If you have so many pauses that you feel the need to vary how you describe them, chances are that the reason it feels repetitive is that you are reaching for the same device too many times, not that you are always describing it the same way.
The reason could be that you have fallen into the trap of TV writing -- writing a scene as you imagine it would be acted on TV. But this never works. The screen is a synchronous medium. A scene happens in real time and there are usually several things going on at once -- one actor is reacting while another is speaking while other things are happening in the background. A pause is a dramatic device that an actor can use to good effect because it takes real time on screen. The viewer has to wait on the pause (though they may have other stuff to look at while it goes on).

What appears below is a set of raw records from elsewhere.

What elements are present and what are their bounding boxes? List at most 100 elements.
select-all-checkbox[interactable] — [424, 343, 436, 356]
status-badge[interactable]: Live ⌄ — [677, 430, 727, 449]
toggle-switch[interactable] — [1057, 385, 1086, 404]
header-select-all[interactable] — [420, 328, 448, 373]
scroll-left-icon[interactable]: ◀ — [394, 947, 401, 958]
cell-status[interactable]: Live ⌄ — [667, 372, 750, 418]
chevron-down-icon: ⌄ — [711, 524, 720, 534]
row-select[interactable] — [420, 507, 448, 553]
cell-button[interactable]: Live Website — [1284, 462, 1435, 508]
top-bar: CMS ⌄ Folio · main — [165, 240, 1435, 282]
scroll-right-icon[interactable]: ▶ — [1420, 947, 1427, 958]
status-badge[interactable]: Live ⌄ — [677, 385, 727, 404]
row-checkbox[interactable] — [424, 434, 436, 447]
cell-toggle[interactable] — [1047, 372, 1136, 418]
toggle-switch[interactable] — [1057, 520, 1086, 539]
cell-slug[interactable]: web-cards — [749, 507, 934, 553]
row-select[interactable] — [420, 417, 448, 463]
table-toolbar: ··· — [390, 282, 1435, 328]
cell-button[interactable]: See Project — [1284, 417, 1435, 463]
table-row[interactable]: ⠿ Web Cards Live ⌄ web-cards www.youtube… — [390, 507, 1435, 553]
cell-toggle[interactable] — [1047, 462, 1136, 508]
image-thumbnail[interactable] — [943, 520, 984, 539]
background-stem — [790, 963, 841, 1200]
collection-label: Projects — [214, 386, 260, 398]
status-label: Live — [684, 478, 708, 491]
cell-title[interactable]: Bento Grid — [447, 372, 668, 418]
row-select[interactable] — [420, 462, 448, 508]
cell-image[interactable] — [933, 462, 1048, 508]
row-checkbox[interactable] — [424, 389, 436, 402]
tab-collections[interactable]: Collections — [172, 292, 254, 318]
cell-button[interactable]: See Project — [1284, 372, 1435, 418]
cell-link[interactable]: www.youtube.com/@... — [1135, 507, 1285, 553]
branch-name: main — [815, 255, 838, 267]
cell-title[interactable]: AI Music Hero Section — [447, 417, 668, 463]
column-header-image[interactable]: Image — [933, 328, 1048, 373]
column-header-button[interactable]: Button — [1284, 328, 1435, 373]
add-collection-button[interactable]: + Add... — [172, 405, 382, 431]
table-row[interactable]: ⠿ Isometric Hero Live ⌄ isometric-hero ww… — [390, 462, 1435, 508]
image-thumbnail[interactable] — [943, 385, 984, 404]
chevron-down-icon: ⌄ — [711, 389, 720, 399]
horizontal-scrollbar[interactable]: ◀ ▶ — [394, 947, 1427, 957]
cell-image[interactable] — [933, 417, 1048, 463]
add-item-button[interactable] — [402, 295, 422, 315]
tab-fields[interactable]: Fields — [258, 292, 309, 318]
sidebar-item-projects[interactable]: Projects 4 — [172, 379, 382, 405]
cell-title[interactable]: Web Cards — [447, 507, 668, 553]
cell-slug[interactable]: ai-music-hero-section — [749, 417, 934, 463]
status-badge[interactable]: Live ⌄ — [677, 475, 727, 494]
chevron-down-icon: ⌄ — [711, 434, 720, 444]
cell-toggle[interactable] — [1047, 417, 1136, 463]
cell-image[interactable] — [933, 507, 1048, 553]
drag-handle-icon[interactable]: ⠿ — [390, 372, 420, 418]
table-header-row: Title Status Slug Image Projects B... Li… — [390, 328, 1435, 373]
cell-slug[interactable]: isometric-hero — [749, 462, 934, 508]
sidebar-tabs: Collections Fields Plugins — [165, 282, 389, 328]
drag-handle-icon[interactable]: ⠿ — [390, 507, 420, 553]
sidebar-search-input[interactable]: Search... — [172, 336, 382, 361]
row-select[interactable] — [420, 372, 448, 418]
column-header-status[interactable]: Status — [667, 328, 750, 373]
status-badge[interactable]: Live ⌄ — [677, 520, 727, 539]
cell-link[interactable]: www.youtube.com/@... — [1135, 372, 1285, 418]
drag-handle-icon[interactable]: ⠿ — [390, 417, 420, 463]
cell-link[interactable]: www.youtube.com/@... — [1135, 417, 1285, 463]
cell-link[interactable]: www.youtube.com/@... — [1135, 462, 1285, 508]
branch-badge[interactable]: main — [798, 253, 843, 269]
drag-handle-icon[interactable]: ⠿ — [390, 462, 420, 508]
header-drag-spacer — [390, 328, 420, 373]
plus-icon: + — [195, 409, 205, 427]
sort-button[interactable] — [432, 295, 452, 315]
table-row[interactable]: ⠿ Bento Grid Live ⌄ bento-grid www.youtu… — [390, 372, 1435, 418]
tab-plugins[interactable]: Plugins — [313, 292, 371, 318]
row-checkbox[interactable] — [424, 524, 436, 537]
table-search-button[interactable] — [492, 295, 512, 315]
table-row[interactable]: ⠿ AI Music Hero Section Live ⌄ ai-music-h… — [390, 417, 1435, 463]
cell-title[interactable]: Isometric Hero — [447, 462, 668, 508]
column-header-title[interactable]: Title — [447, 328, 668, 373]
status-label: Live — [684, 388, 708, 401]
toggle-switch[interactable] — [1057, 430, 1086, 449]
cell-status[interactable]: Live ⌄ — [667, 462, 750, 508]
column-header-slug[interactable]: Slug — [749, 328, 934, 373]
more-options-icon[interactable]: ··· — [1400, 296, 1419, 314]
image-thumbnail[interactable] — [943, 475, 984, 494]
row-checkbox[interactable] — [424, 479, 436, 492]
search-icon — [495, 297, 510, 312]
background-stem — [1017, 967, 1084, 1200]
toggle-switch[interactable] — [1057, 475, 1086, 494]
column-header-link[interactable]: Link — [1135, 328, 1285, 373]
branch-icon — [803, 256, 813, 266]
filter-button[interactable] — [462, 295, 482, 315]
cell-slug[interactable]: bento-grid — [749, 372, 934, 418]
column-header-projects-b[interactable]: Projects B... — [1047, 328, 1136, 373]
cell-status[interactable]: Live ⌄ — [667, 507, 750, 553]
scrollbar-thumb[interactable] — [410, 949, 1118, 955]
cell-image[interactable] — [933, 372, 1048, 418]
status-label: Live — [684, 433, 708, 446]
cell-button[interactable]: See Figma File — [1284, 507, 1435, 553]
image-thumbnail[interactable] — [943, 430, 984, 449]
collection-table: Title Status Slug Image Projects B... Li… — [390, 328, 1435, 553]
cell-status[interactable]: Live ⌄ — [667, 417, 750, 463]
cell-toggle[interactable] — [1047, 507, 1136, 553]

A book, by contrast, is asynchronous. A scene unfolds at the pace that the reader reads, not the pace that the action occurs, and if there are multiple things going on simultaneously, the reader reads them one by one out of time sequence. A pause is generally not dramatic because it takes no more time than it takes to read the words. There may be times when it is appropriate to say that a character paused, but if you go to that well very often it is just going to sound repetitive and eventually silly, because it simply does not have the effect in a book that it has on the screen.
Book storytelling is not screen storytelling written down. It is a very different art form with very different strengths and weaknesses. Things like pause, which take up actual time, have a high impact in a synchronous media. They are weak in an asynchronous media. There are other ways to show hesitation on the page -- you can show it in non-committal or evasive speech for instance. You should use the tools that your chosen medium provides.
Don't expect that finding different ways to phrase things that are not working is suddenly going to make them work. The magic is not in the phrasing, but in the correct juxtaposition of story elements. The correct juxtaposition of story elements to achieve a specific effect is different between media. You have to use the right storytelling techniques for the media you are working in.